北の大地蝦夷にも、春はやって来る、当たり前の事に心は安らぐ。
勝てるなどとは思っていない。そんな幻想を抱くには現実を知りすぎている。全面降伏と言う榎本等の決定は、何を言っても変わる事はなかった。本当は土方自身、心の奥底でそれで良いと思っていた。後に残る者達の為にはそれが良い、そう分かっていた。だが自分は…
己の信ずるまま、武士で在り続けるために、此処まで来た。幼い日、心に誓った夢を追い、愛する者すら置き去りにした。後悔などしていない。
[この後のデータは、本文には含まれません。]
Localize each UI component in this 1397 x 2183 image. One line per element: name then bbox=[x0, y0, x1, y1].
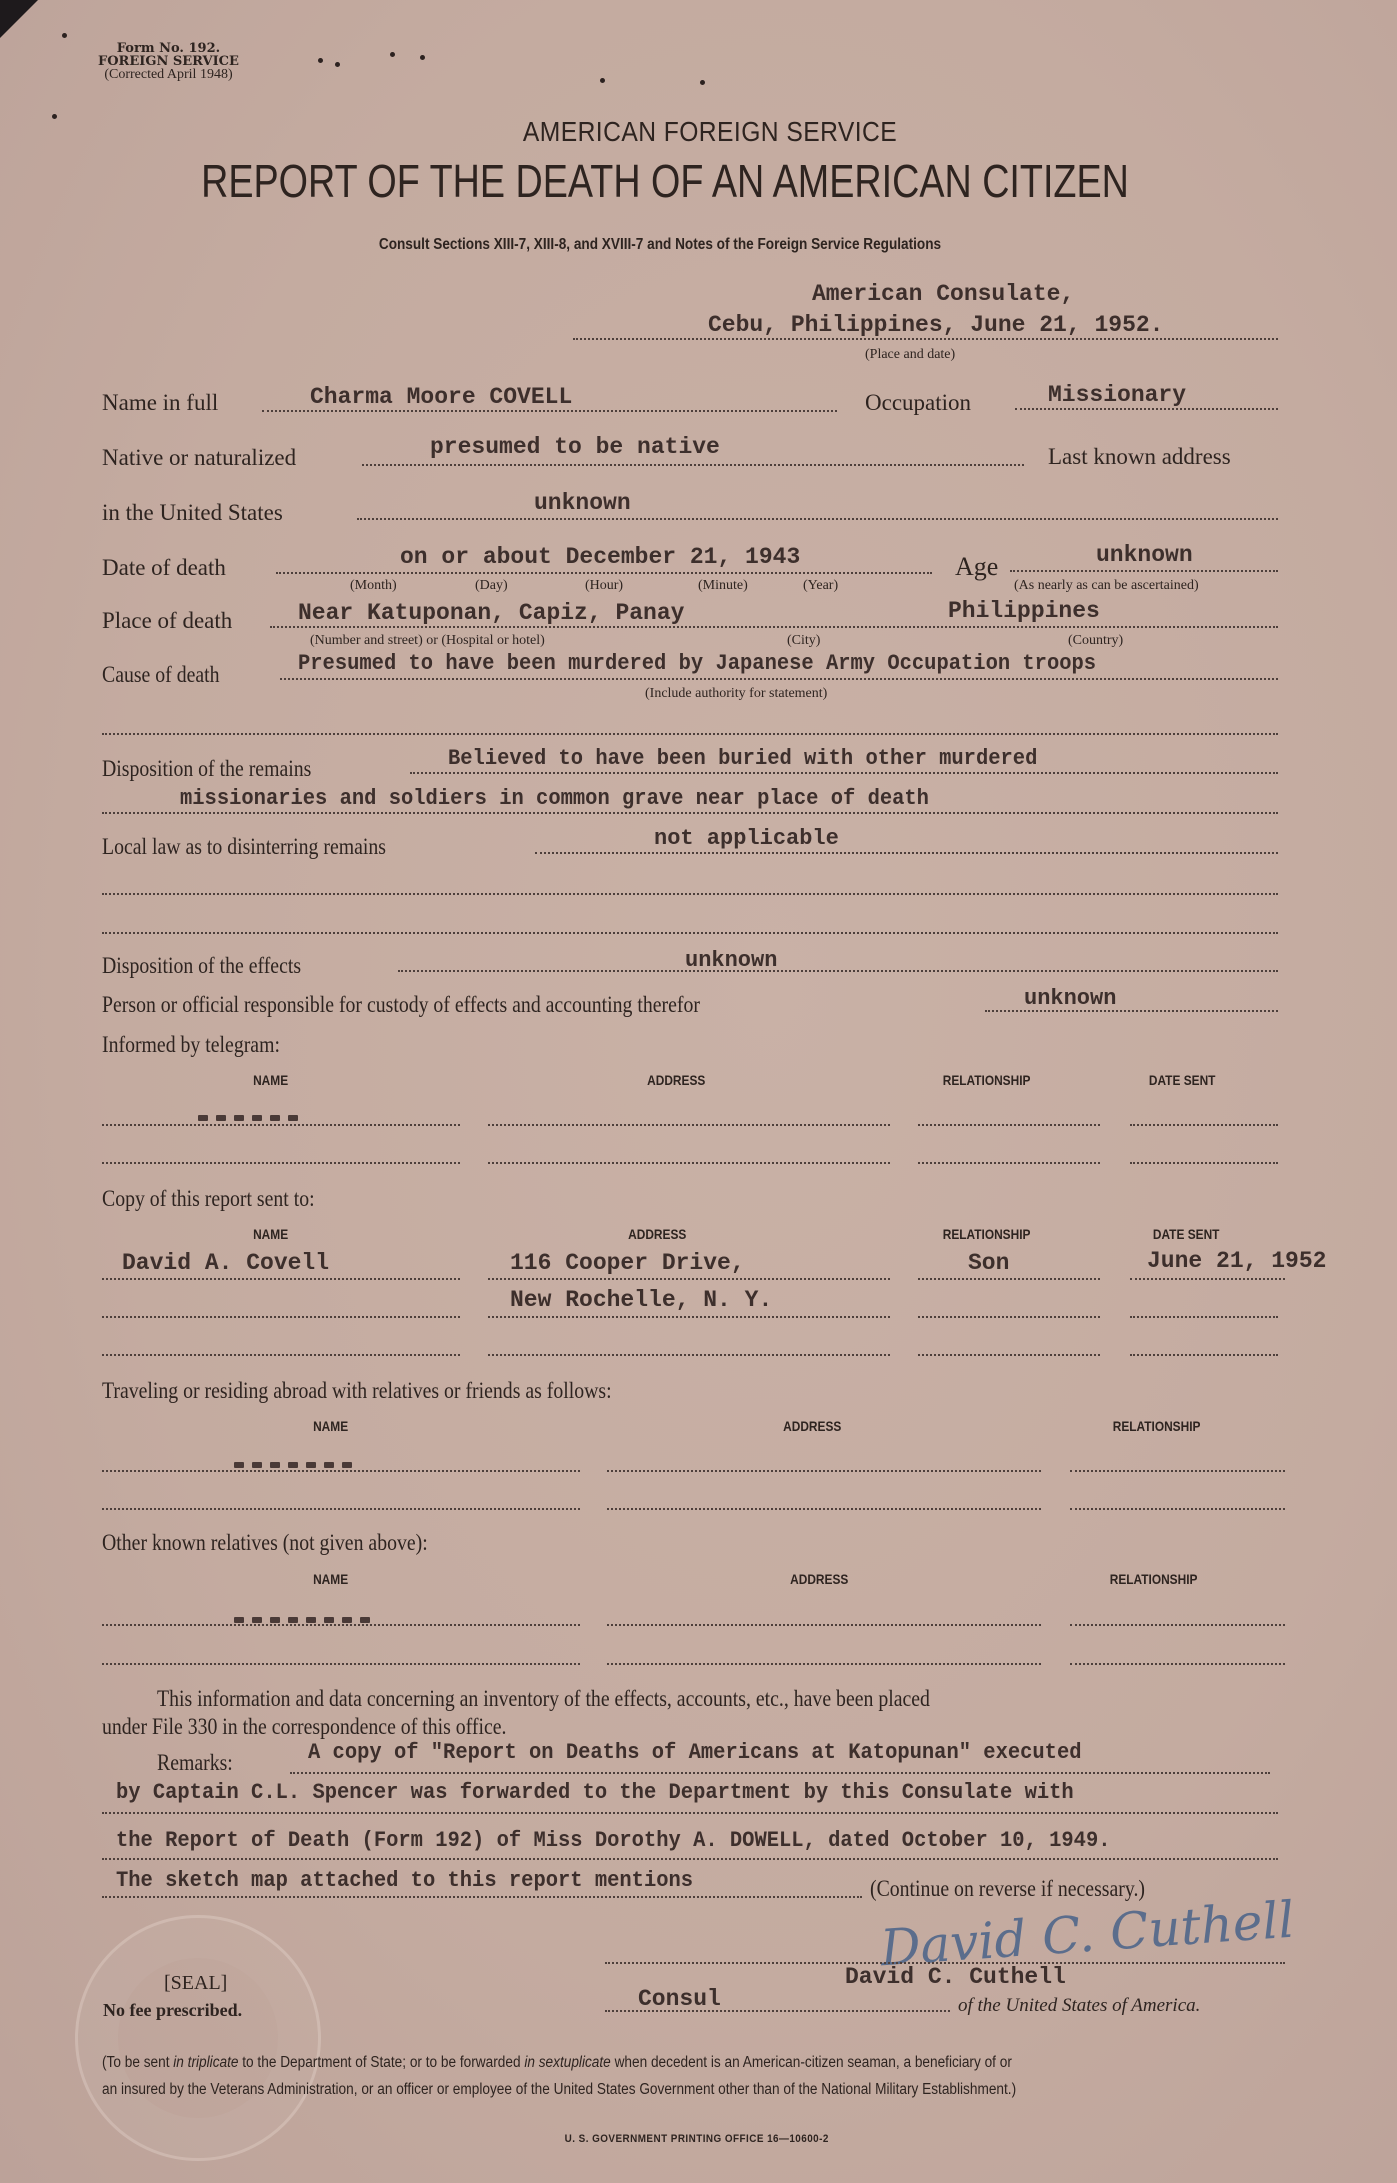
cause-label-text: Cause of death bbox=[102, 662, 220, 688]
printer-imprint: U. S. GOVERNMENT PRINTING OFFICE 16—1060… bbox=[565, 2133, 829, 2145]
telegram-row-1-address[interactable] bbox=[488, 1124, 890, 1126]
copy-row-1-date[interactable]: June 21, 1952 bbox=[1147, 1248, 1326, 1274]
name-value[interactable]: Charma Moore COVELL bbox=[310, 384, 572, 410]
custody-label: Person or official responsible for custo… bbox=[102, 992, 797, 1018]
traveling-row-2-relationship[interactable] bbox=[1070, 1508, 1285, 1510]
remarks-label-text: Remarks: bbox=[157, 1750, 233, 1776]
remarks-label: Remarks: bbox=[157, 1750, 245, 1776]
caption-country: (Country) bbox=[1068, 633, 1123, 649]
footer-instructions-1: (To be sent in triplicate to the Departm… bbox=[102, 2052, 1012, 2074]
continue-note: (Continue on reverse if necessary.) bbox=[870, 1876, 1190, 1902]
telegram-row-2-date[interactable] bbox=[1130, 1162, 1278, 1164]
local-law-line-3 bbox=[102, 932, 1278, 934]
caption-day: (Day) bbox=[475, 578, 508, 594]
telegram-col-relationship: RELATIONSHIP bbox=[943, 1072, 1031, 1088]
place-of-death-line bbox=[270, 626, 1278, 628]
date-of-death-label: Date of death bbox=[102, 555, 226, 581]
footer-text-italic: in sextuplicate bbox=[524, 2054, 610, 2071]
seal-label: [SEAL] bbox=[164, 1972, 227, 1995]
telegram-row-1-name[interactable] bbox=[102, 1124, 460, 1126]
copy-col-relationship: RELATIONSHIP bbox=[943, 1226, 1031, 1242]
copy-row-3-name-line bbox=[102, 1354, 460, 1356]
cause-line-2 bbox=[102, 733, 1278, 735]
remains-label-text: Disposition of the remains bbox=[102, 756, 311, 782]
age-label: Age bbox=[955, 552, 998, 582]
country-value[interactable]: Philippines bbox=[948, 598, 1100, 624]
age-caption: (As nearly as can be ascertained) bbox=[1014, 578, 1199, 594]
native-line bbox=[362, 464, 1024, 466]
custody-line bbox=[985, 1010, 1278, 1012]
copy-sent-label: Copy of this report sent to: bbox=[102, 1186, 349, 1212]
signature-suffix: of the United States of America. bbox=[958, 1995, 1200, 2017]
telegram-col-name: NAME bbox=[253, 1072, 288, 1088]
telegram-col-address: ADDRESS bbox=[647, 1072, 705, 1088]
remains-line-2 bbox=[102, 812, 1278, 814]
place-line-2: Cebu, Philippines, June 21, 1952. bbox=[708, 312, 1163, 338]
traveling-label: Traveling or residing abroad with relati… bbox=[102, 1378, 695, 1404]
place-date-caption: (Place and date) bbox=[865, 347, 955, 363]
other-col-relationship: RELATIONSHIP bbox=[1110, 1571, 1198, 1587]
us-address-label: in the United States bbox=[102, 500, 283, 526]
place-of-death-value[interactable]: Near Katuponan, Capiz, Panay bbox=[298, 600, 684, 626]
traveling-row-1-name[interactable] bbox=[102, 1470, 580, 1472]
cause-of-death-line bbox=[280, 678, 1278, 680]
inventory-note-2: under File 330 in the correspondence of … bbox=[102, 1714, 572, 1740]
copy-row-2-address-line bbox=[488, 1316, 890, 1318]
remains-value-1[interactable]: Believed to have been buried with other … bbox=[448, 746, 1037, 771]
copy-row-2-relationship-line bbox=[918, 1316, 1100, 1318]
local-law-label: Local law as to disinterring remains bbox=[102, 834, 432, 860]
local-law-value[interactable]: not applicable bbox=[654, 826, 839, 851]
local-law-line-2 bbox=[102, 893, 1278, 895]
telegram-label-text: Informed by telegram: bbox=[102, 1032, 280, 1058]
other-row-1-name[interactable] bbox=[102, 1624, 580, 1626]
effects-label: Disposition of the effects bbox=[102, 953, 333, 979]
copy-col-date-sent: DATE SENT bbox=[1153, 1226, 1220, 1242]
other-row-1-address[interactable] bbox=[607, 1624, 1041, 1626]
copy-row-2-address[interactable]: New Rochelle, N. Y. bbox=[510, 1287, 772, 1313]
remarks-line-1[interactable]: A copy of "Report on Deaths of Americans… bbox=[308, 1740, 1082, 1765]
inventory-note-1: This information and data concerning an … bbox=[157, 1686, 1056, 1712]
remarks-rule-2 bbox=[102, 1812, 1278, 1814]
remains-line-1 bbox=[410, 772, 1278, 774]
speck bbox=[335, 62, 340, 67]
date-of-death-value[interactable]: on or about December 21, 1943 bbox=[400, 544, 800, 570]
cause-of-death-value[interactable]: Presumed to have been murdered by Japane… bbox=[298, 651, 1096, 676]
footer-instructions-2: an insured by the Veterans Administratio… bbox=[102, 2079, 1016, 2101]
form-corrected: (Corrected April 1948) bbox=[98, 68, 239, 81]
telegram-row-2-address[interactable] bbox=[488, 1162, 890, 1164]
other-relatives-label-text: Other known relatives (not given above): bbox=[102, 1530, 428, 1556]
us-address-line bbox=[357, 518, 1278, 520]
remarks-line-3[interactable]: the Report of Death (Form 192) of Miss D… bbox=[116, 1828, 1111, 1853]
other-col-name: NAME bbox=[313, 1571, 348, 1587]
traveling-row-2-address[interactable] bbox=[607, 1508, 1041, 1510]
other-relatives-label: Other known relatives (not given above): bbox=[102, 1530, 481, 1556]
copy-row-1-address-line bbox=[488, 1278, 890, 1280]
local-law-line bbox=[535, 852, 1278, 854]
copy-row-1-address[interactable]: 116 Cooper Drive, bbox=[510, 1250, 745, 1276]
telegram-col-date-sent: DATE SENT bbox=[1149, 1072, 1216, 1088]
telegram-row-1-relationship[interactable] bbox=[918, 1124, 1100, 1126]
signer-title[interactable]: Consul bbox=[638, 1986, 721, 2012]
native-label: Native or naturalized bbox=[102, 445, 296, 471]
caption-city: (City) bbox=[787, 633, 820, 649]
form-identifier: Form No. 192. FOREIGN SERVICE (Corrected… bbox=[98, 42, 239, 81]
place-line-1: American Consulate, bbox=[812, 281, 1074, 307]
caption-minute: (Minute) bbox=[698, 578, 748, 594]
telegram-row-2-name[interactable] bbox=[102, 1162, 460, 1164]
copy-row-3-relationship-line bbox=[918, 1354, 1100, 1356]
copy-row-1-date-line bbox=[1130, 1278, 1285, 1280]
other-row-2-name[interactable] bbox=[102, 1663, 580, 1665]
copy-row-1-relationship[interactable]: Son bbox=[968, 1250, 1009, 1276]
speck bbox=[420, 55, 425, 60]
footer-text-italic: in triplicate bbox=[173, 2054, 238, 2071]
caption-street: (Number and street) or (Hospital or hote… bbox=[310, 633, 545, 649]
speck bbox=[318, 58, 323, 63]
age-line bbox=[1010, 570, 1278, 572]
copy-row-1-name-line bbox=[102, 1278, 460, 1280]
place-date-line bbox=[573, 338, 1278, 340]
other-row-2-relationship[interactable] bbox=[1070, 1663, 1285, 1665]
embossed-seal-icon bbox=[75, 1915, 321, 2161]
footer-text: when decedent is an American-citizen sea… bbox=[611, 2054, 1012, 2071]
page-title: REPORT OF THE DEATH OF AN AMERICAN CITIZ… bbox=[120, 154, 1211, 208]
caption-year: (Year) bbox=[803, 578, 838, 594]
occupation-label: Occupation bbox=[865, 390, 971, 416]
copy-row-3-address-line bbox=[488, 1354, 890, 1356]
copy-col-address: ADDRESS bbox=[628, 1226, 686, 1242]
remarks-rule-1 bbox=[290, 1772, 1270, 1774]
other-col-address: ADDRESS bbox=[790, 1571, 848, 1587]
occupation-value[interactable]: Missionary bbox=[1048, 382, 1186, 408]
traveling-label-text: Traveling or residing abroad with relati… bbox=[102, 1378, 612, 1404]
custody-value[interactable]: unknown bbox=[1024, 986, 1116, 1011]
speck bbox=[52, 114, 57, 119]
traveling-row-2-name[interactable] bbox=[102, 1508, 580, 1510]
speck bbox=[600, 78, 605, 83]
telegram-row-2-relationship[interactable] bbox=[918, 1162, 1100, 1164]
traveling-row-1-relationship[interactable] bbox=[1070, 1470, 1285, 1472]
name-line bbox=[262, 410, 837, 412]
traveling-row-1-address[interactable] bbox=[607, 1470, 1041, 1472]
date-of-death-line bbox=[276, 572, 932, 574]
age-value[interactable]: unknown bbox=[1096, 542, 1193, 568]
last-address-label: Last known address bbox=[1048, 444, 1231, 470]
caption-hour: (Hour) bbox=[585, 578, 623, 594]
agency-heading: AMERICAN FOREIGN SERVICE bbox=[85, 116, 1335, 148]
page-corner bbox=[0, 0, 38, 38]
traveling-col-relationship: RELATIONSHIP bbox=[1113, 1418, 1201, 1434]
inventory-note-2-text: under File 330 in the correspondence of … bbox=[102, 1714, 506, 1740]
typed-signer-name: David C. Cuthell bbox=[845, 1964, 1066, 1990]
copy-row-2-date-line bbox=[1130, 1316, 1278, 1318]
cause-caption: (Include authority for statement) bbox=[645, 686, 827, 702]
effects-label-text: Disposition of the effects bbox=[102, 953, 301, 979]
regulations-subtitle: Consult Sections XIII-7, XIII-8, and XVI… bbox=[99, 236, 1221, 254]
other-row-2-address[interactable] bbox=[607, 1663, 1041, 1665]
copy-row-3-date-line bbox=[1130, 1354, 1278, 1356]
us-address-value[interactable]: unknown bbox=[534, 490, 631, 516]
remarks-rule-3 bbox=[102, 1858, 1278, 1860]
place-of-death-label: Place of death bbox=[102, 608, 232, 634]
copy-sent-label-text: Copy of this report sent to: bbox=[102, 1186, 315, 1212]
native-value[interactable]: presumed to be native bbox=[430, 434, 720, 460]
copy-col-name: NAME bbox=[253, 1226, 288, 1242]
speck bbox=[390, 52, 395, 57]
copy-row-1-relationship-line bbox=[918, 1278, 1100, 1280]
speck bbox=[700, 80, 705, 85]
remarks-line-2[interactable]: by Captain C.L. Spencer was forwarded to… bbox=[116, 1780, 1074, 1805]
name-label: Name in full bbox=[102, 390, 218, 416]
telegram-row-1-date[interactable] bbox=[1130, 1124, 1278, 1126]
footer-text: (To be sent bbox=[102, 2054, 173, 2071]
cause-of-death-label: Cause of death bbox=[102, 662, 239, 688]
continue-note-text: (Continue on reverse if necessary.) bbox=[870, 1876, 1145, 1902]
traveling-col-name: NAME bbox=[313, 1418, 348, 1434]
remarks-line-4[interactable]: The sketch map attached to this report m… bbox=[116, 1868, 693, 1893]
title-line bbox=[605, 2010, 950, 2012]
copy-row-1-name[interactable]: David A. Covell bbox=[122, 1250, 329, 1276]
speck bbox=[62, 33, 67, 38]
footer-text: to the Department of State; or to be for… bbox=[238, 2054, 524, 2071]
copy-row-2-name-line bbox=[102, 1316, 460, 1318]
other-row-1-relationship[interactable] bbox=[1070, 1624, 1285, 1626]
remarks-rule-4 bbox=[102, 1896, 862, 1898]
caption-month: (Month) bbox=[350, 578, 397, 594]
no-fee-note: No fee prescribed. bbox=[103, 2000, 242, 2021]
traveling-col-address: ADDRESS bbox=[783, 1418, 841, 1434]
document-page bbox=[0, 0, 1397, 2183]
inventory-note-1-text: This information and data concerning an … bbox=[157, 1686, 930, 1712]
remains-label: Disposition of the remains bbox=[102, 756, 345, 782]
local-law-label-text: Local law as to disinterring remains bbox=[102, 834, 386, 860]
telegram-label: Informed by telegram: bbox=[102, 1032, 309, 1058]
occupation-line bbox=[1015, 408, 1278, 410]
remains-value-2[interactable]: missionaries and soldiers in common grav… bbox=[180, 786, 929, 811]
custody-label-text: Person or official responsible for custo… bbox=[102, 992, 700, 1018]
effects-line bbox=[398, 970, 1278, 972]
気付けばただ独り、戦の中に身を置き、武士としてこうして生きている。願いは叶ったのだ。

一人騎上で行く先を見れば轟音と共に激しく砲火が上がり空を焼いているのが見える。あの空の下に、助けが来ると信じて待つ、かけがえのない仲間が待っているのだ。行かなくてはならない。だが、このまま行った所で今側にいる若い命を無駄死にさせるだけ…。後ろを振り返り、ここまで付き従って来た隊士達の姿を見回した。皆、土方を信じて付いて来た者ばかりだ。その顔は信じる者に最後まで従う誇りに満ちていた。